По привычке мы сели на свои места: мама – со стороны плиты, я – напротив окна. Папа всегда сидел напротив мамы, возле входа в кухню. Его место так и осталось пустым.
– Расскажи мне, как в школе? Я пропустила родительское собрание, надеюсь, тебе по этому поводу не делали выговор? – Она доставала тарелки из сушилки и начала накладывать еду. – Посмотри, тебе столько хватит?
– Да, хватит, я лучше, если захочу, добавку съем. Нет, мне ничего не сказали. В школе все хорошо. Ты же знаешь, если бы что-то случилось, тебя достали бы из-под земли. – Я уже положила приборы, аппетит разыгрался не на шутку. Как только стало ясно, что мама оправилась, и мой стресс начал уходить.

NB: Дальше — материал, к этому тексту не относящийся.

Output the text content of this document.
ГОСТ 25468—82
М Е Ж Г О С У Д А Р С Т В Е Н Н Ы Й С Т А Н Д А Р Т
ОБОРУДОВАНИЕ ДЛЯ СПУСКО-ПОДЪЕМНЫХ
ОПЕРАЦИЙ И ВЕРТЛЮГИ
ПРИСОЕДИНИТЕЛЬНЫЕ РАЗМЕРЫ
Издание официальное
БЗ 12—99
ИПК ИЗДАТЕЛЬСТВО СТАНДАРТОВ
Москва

– Ну и славно, я позвоню завтра кому-нибудь из родителей и узнаю, что было на собрании. Приятного аппетита.
– Спасибо, тебе тоже.
Ничего серьезного мы не обсуждали, лишь всякие мелочи, но все же это победа. Наша с ней победа. Этой ночью я первый раз спала крепко, ни разу не проснувшись за ночь. Засыпая, смотрела на старый новый ковер, и это меня успокаивало. Почему? А кто знает? Может, какой-нибудь умный психолог и понял бы. Построил бы длинную цепочку из предположений и терминов, мне неизвестных. А я просто обычный человек. Девочка, которая начала спать крепко и даже всю ночь, чего не было очень давно.

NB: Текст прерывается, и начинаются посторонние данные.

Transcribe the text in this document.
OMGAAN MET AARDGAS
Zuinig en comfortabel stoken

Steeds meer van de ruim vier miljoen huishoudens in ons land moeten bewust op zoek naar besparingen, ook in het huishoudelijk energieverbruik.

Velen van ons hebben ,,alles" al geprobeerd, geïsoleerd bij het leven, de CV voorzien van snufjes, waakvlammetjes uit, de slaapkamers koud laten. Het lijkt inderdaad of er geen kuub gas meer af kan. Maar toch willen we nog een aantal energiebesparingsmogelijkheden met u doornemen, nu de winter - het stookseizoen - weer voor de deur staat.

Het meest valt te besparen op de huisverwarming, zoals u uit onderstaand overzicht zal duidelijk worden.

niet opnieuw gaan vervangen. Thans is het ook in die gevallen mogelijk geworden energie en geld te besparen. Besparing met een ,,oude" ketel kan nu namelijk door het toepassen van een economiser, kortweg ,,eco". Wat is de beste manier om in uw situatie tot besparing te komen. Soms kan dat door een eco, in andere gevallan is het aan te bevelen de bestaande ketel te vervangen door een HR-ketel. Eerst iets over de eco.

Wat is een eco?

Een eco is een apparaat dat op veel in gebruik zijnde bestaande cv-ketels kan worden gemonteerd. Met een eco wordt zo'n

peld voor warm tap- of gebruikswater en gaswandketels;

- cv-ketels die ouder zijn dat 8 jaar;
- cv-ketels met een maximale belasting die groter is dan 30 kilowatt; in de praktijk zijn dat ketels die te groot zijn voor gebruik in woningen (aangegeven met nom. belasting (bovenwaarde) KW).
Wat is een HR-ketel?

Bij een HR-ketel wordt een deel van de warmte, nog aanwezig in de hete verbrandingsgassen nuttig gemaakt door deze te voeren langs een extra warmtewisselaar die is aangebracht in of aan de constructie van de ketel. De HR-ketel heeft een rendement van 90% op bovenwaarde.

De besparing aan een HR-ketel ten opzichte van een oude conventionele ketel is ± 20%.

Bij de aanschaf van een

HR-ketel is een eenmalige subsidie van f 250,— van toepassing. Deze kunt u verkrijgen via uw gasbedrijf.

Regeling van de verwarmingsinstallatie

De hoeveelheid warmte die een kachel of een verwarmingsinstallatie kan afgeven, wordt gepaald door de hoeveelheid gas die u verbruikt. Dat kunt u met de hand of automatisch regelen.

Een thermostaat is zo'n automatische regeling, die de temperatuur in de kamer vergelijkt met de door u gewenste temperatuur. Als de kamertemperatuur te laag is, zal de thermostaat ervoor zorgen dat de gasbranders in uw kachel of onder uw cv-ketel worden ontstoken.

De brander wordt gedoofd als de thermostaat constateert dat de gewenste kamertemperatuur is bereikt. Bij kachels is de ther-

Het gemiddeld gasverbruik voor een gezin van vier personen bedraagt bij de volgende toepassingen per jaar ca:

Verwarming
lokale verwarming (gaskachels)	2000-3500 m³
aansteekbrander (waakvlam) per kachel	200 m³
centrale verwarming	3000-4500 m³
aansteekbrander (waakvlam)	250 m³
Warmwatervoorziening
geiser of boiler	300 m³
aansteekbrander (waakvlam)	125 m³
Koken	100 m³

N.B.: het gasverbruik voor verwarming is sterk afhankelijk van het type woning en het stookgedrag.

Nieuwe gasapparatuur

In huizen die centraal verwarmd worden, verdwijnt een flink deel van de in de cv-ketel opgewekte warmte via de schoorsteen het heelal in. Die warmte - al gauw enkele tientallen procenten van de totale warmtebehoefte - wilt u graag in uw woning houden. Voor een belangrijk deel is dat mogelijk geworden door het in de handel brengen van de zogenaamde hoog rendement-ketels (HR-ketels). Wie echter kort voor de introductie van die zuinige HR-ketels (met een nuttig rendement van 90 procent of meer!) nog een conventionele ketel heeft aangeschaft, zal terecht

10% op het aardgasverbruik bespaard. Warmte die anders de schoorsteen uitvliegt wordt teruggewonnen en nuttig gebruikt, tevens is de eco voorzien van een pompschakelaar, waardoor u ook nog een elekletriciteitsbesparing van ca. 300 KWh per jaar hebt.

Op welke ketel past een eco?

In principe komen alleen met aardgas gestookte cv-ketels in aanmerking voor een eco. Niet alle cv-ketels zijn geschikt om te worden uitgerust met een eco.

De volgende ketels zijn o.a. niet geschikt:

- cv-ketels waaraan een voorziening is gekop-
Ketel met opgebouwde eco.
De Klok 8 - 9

Ковер из родительской спальни так и лежит до сих пор. Но я снова не могу уснуть из вечера в вечер. Не сплю сладко всю ночь уже на протяжении двадцати лет. Занимаю я ту же спальню, но квартиру делю уже со своим сыном. Засыпая, смотрю на тот же ковер. Только теперь он совсем старый и выцветший. С краю старое размытое пятно. Кровь. И кто говорил, что кровь легко отстирывается? Вранье. Может, обычная кровь и отстирывается, а кровь, которая попала туда, была результатом агрессии сына и моих страданий. Кровь вперемешку с жестокостью не отстирывается никогда. Причем не только с вещей – из разума тоже не сотрешь. Это пятно существует как напоминание мне о моей жизни, о чудовище, которое я породила. Мое любимое чудовище. Ведь мы любим своих детей не за что-то, а вопреки.
В тот злополучный день я просто забрала у него конфеты. Новогодний подарок. Мешок, золотой с красным, набитый вкусными разноцветными конфетами разной масти. Он не хотел сделать мне больно, он просто хотел получить их назад. «Плохо» и «хорошо» для моего сына пустой звук. И вы удивитесь, но он любит меня. Я знаю.

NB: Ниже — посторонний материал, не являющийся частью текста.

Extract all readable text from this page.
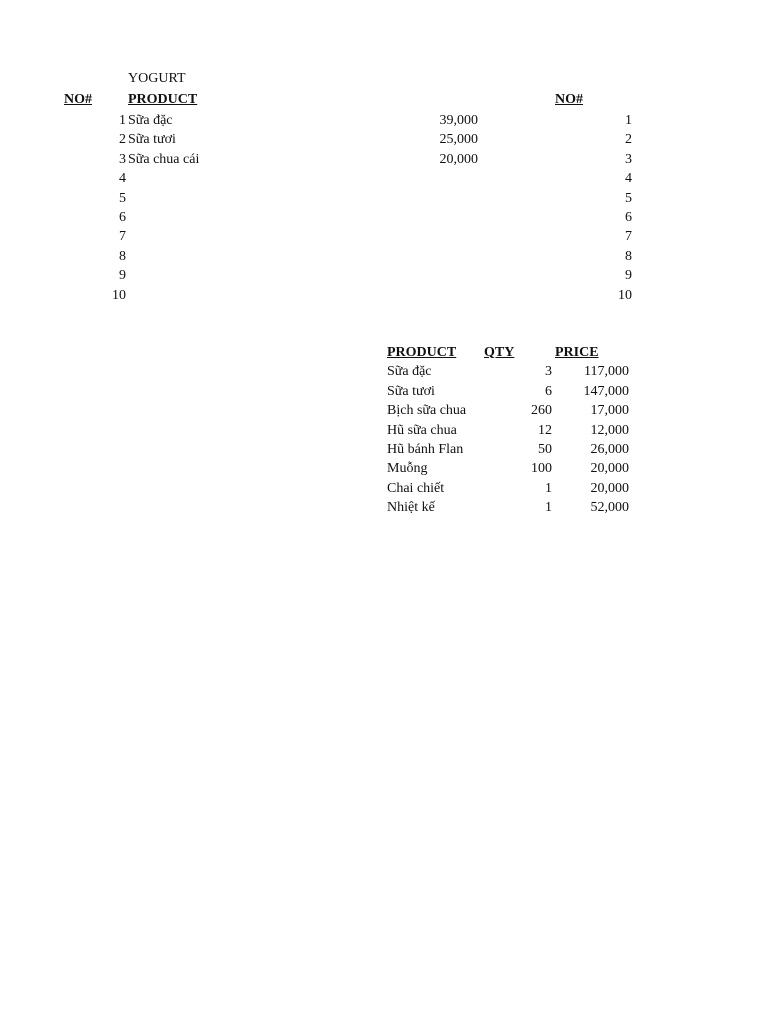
YOGURT
NO#	PRODUCT	NO#
1
2
3
4
5
6
7
8
9
10
Sữa đặc
Sữa tươi
Sữa chua cái
39,000
25,000
20,000
1
2
3
4
5
6
7
8
9
10
PRODUCT
Sữa đặc
Sữa tươi
Bịch sữa chua
Hũ sữa chua
Hũ bánh Flan
Muỗng
Chai chiết
Nhiệt kế
QTY
3
6
260
12
50
100
1
1
PRICE
117,000
147,000
17,000
12,000
26,000
20,000
20,000
52,000
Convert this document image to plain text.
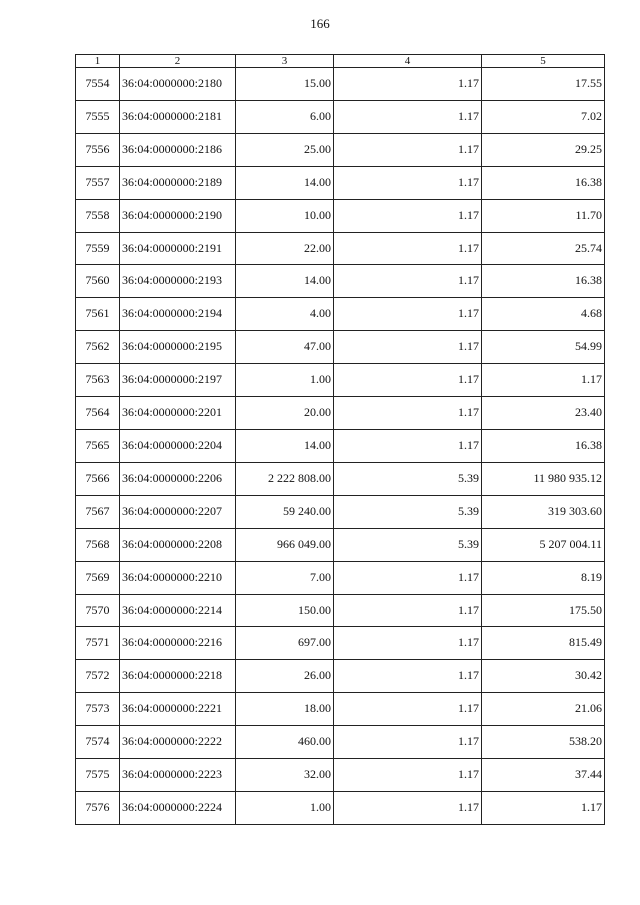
166
1	2	3	4	5
7554	36:04:0000000:2180	15.00	1.17	17.55
7555	36:04:0000000:2181	6.00	1.17	7.02
7556	36:04:0000000:2186	25.00	1.17	29.25
7557	36:04:0000000:2189	14.00	1.17	16.38
7558	36:04:0000000:2190	10.00	1.17	11.70
7559	36:04:0000000:2191	22.00	1.17	25.74
7560	36:04:0000000:2193	14.00	1.17	16.38
7561	36:04:0000000:2194	4.00	1.17	4.68
7562	36:04:0000000:2195	47.00	1.17	54.99
7563	36:04:0000000:2197	1.00	1.17	1.17
7564	36:04:0000000:2201	20.00	1.17	23.40
7565	36:04:0000000:2204	14.00	1.17	16.38
7566	36:04:0000000:2206	2 222 808.00	5.39	11 980 935.12
7567	36:04:0000000:2207	59 240.00	5.39	319 303.60
7568	36:04:0000000:2208	966 049.00	5.39	5 207 004.11
7569	36:04:0000000:2210	7.00	1.17	8.19
7570	36:04:0000000:2214	150.00	1.17	175.50
7571	36:04:0000000:2216	697.00	1.17	815.49
7572	36:04:0000000:2218	26.00	1.17	30.42
7573	36:04:0000000:2221	18.00	1.17	21.06
7574	36:04:0000000:2222	460.00	1.17	538.20
7575	36:04:0000000:2223	32.00	1.17	37.44
7576	36:04:0000000:2224	1.00	1.17	1.17
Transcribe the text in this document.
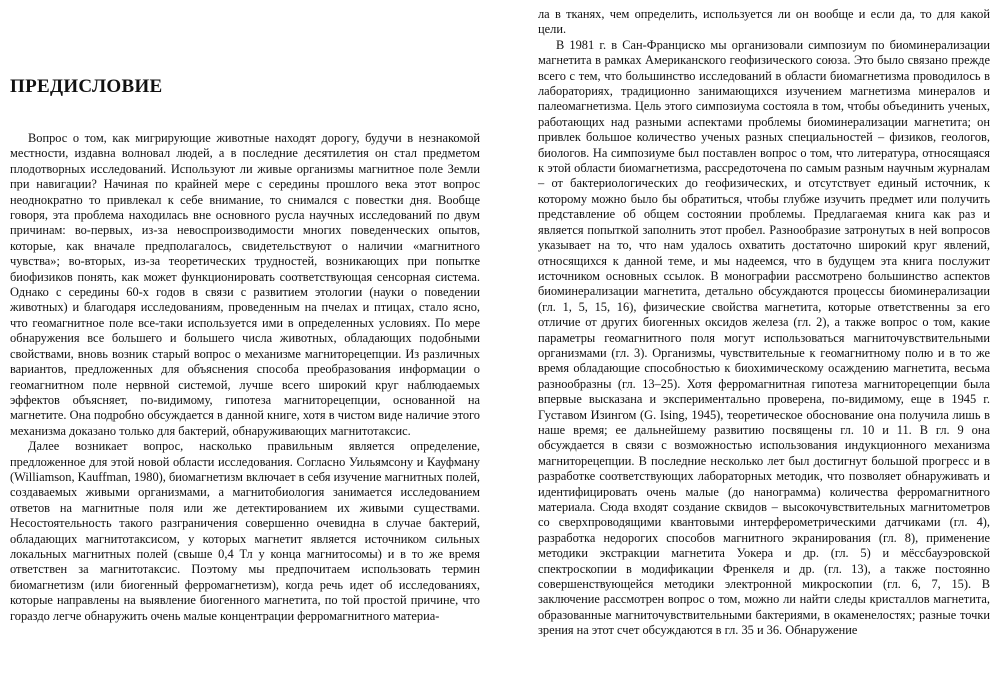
ПРЕДИСЛОВИЕ

Вопрос о том, как мигрирующие животные находят дорогу, будучи в незнакомой местности, издавна волновал людей, а в последние десятилетия он стал предметом плодотворных исследований. Используют ли живые организмы магнитное поле Земли при навигации? Начиная по крайней мере с середины прошлого века этот вопрос неоднократно то привлекал к себе внимание, то снимался с повестки дня. Вообще говоря, эта проблема находилась вне основного русла научных исследований по двум причинам: во-первых, из-за невоспроизводимости многих поведенческих опытов, которые, как вначале предполагалось, свидетельствуют о наличии «магнитного чувства»; во-вторых, из-за теоретических трудностей, возникающих при попытке биофизиков понять, как может функционировать соответствующая сенсорная система. Однако с середины 60-х годов в связи с развитием этологии (науки о поведении животных) и благодаря исследованиям, проведенным на пчелах и птицах, стало ясно, что геомагнитное поле все-таки используется ими в определенных условиях. По мере обнаружения все большего и большего числа животных, обладающих подобными свойствами, вновь возник старый вопрос о механизме магниторецепции. Из различных вариантов, предложенных для объяснения способа преобразования информации о геомагнитном поле нервной системой, лучше всего широкий круг наблюдаемых эффектов объясняет, по-видимому, гипотеза магниторецепции, основанной на магнетите. Она подробно обсуждается в данной книге, хотя в чистом виде наличие этого механизма доказано только для бактерий, обнаруживающих магнитотаксис.

Далее возникает вопрос, насколько правильным является определение, предложенное для этой новой области исследования. Согласно Уильямсону и Кауфману (Williamson, Kauffman, 1980), биомагнетизм включает в себя изучение магнитных полей, создаваемых живыми организмами, а магнитобиология занимается исследованием ответов на магнитные поля или же детектированием их живыми существами. Несостоятельность такого разграничения совершенно очевидна в случае бактерий, обладающих магнитотаксисом, у которых магнетит является источником сильных локальных магнитных полей (свыше 0,4 Тл у конца магнитосомы) и в то же время ответствен за магнитотаксис. Поэтому мы предпочитаем использовать термин биомагнетизм (или биогенный ферромагнетизм), когда речь идет об исследованиях, которые направлены на выявление биогенного магнетита, по той простой причине, что гораздо легче обнаружить очень малые концентрации ферромагнитного материа-

ла в тканях, чем определить, используется ли он вообще и если да, то для какой цели.

В 1981 г. в Сан-Франциско мы организовали симпозиум по биоминерализации магнетита в рамках Американского геофизического союза. Это было связано прежде всего с тем, что большинство исследований в области биомагнетизма проводилось в лабораториях, традиционно занимающихся изучением магнетизма минералов и палеомагнетизма. Цель этого симпозиума состояла в том, чтобы объединить ученых, работающих над разными аспектами проблемы биоминерализации магнетита; он привлек большое количество ученых разных специальностей – физиков, геологов, биологов. На симпозиуме был поставлен вопрос о том, что литература, относящаяся к этой области биомагнетизма, рассредоточена по самым разным научным журналам – от бактериологических до геофизических, и отсутствует единый источник, к которому можно было бы обратиться, чтобы глубже изучить предмет или получить представление об общем состоянии проблемы. Предлагаемая книга как раз и является попыткой заполнить этот пробел. Разнообразие затронутых в ней вопросов указывает на то, что нам удалось охватить достаточно широкий круг явлений, относящихся к данной теме, и мы надеемся, что в будущем эта книга послужит источником основных ссылок. В монографии рассмотрено большинство аспектов биоминерализации магнетита, детально обсуждаются процессы биоминерализации (гл. 1, 5, 15, 16), физические свойства магнетита, которые ответственны за его отличие от других биогенных оксидов железа (гл. 2), а также вопрос о том, какие параметры геомагнитного поля могут использоваться магниточувствительными организмами (гл. 3). Организмы, чувствительные к геомагнитному полю и в то же время обладающие способностью к биохимическому осаждению магнетита, весьма разнообразны (гл. 13–25). Хотя ферромагнитная гипотеза магниторецепции была впервые высказана и экспериментально проверена, по-видимому, еще в 1945 г. Густавом Изингом (G. Ising, 1945), теоретическое обоснование она получила лишь в наше время; ее дальнейшему развитию посвящены гл. 10 и 11. В гл. 9 она обсуждается в связи с возможностью использования индукционного механизма магниторецепции. В последние несколько лет был достигнут большой прогресс и в разработке соответствующих лабораторных методик, что позволяет обнаруживать и идентифицировать очень малые (до нанограмма) количества ферромагнитного материала. Сюда входят создание сквидов – высокочувствительных магнитометров со сверхпроводящими квантовыми интерферометрическими датчиками (гл. 4), разработка недорогих способов магнитного экранирования (гл. 8), применение методики экстракции магнетита Уокера и др. (гл. 5) и мёссбауэровской спектроскопии в модификации Френкеля и др. (гл. 13), а также постоянно совершенствующейся методики электронной микроскопии (гл. 6, 7, 15). В заключение рассмотрен вопрос о том, можно ли найти следы кристаллов магнетита, образованные магниточувствительными бактериями, в окаменелостях; разные точки зрения на этот счет обсуждаются в гл. 35 и 36. Обнаружение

Детям нельзя бесконтрольно давать опустошать такие красивые пакетики с конфетками. Но правда в том, что я – неработающая мать больного ребенка. Пенсии по инвалидности не хватает на все. Конфеты не товар первой необходимости, как и колбаса. Бутерброд можно съесть со сливочным маслом, а если хочется сладкого, его можно посыпать сахаром. То бишь в нашей семье конфеты – исключение, а не правило. Но есть социальные службы. Спасибо, что они есть. Мы получали небольшую помощь в виде новых или приличного вида ношеных вещей и на каждый Новый год – небольшой сладкий подарочек. Ходить никуда не требовалось, работники сами посещали нас. Иногда смотрю на вещи и пытаюсь представить людей, которые приносят их в центры для помощи нуждающимся. И ведь есть же добрые люди, безвозмездно отдают вещи, продукты. Свое свободное время тратят на волонтерство, чтобы помочь работникам расфасовать и доставить до адресата продукты и одежду. Таких людей мало. Могу только пожелать им остаться такими же отзывчивыми и не познать страданий, которые выпали на мою долю и подобным мне.
Теперь, когда я осталась одна, можно было бы тоже оказывать помощь людям, поддерживать этих несчастных матерей. Но не буду. Я тянула свою лямку целых двадцать лет – боюсь, при общении с семьями, находящимися в тяжелом положении, буду переживать свою жизнь снова и снова. Кто-нибудь видел пожарника с обожженным лицом, спасающего людей? Думаю, нет. Пережив тяжелый момент или период, меньше всего хочется снова упасть в эту яму. Можно сказать, это проявление слабости, но я слишком долго была сильной. Хочу просто остаться наедине со своим горем и пережить его. Оставить позади этот тяжелый этап жизни. Буду нести горе матери, потерявшей ребенка, по своему жизненному пути.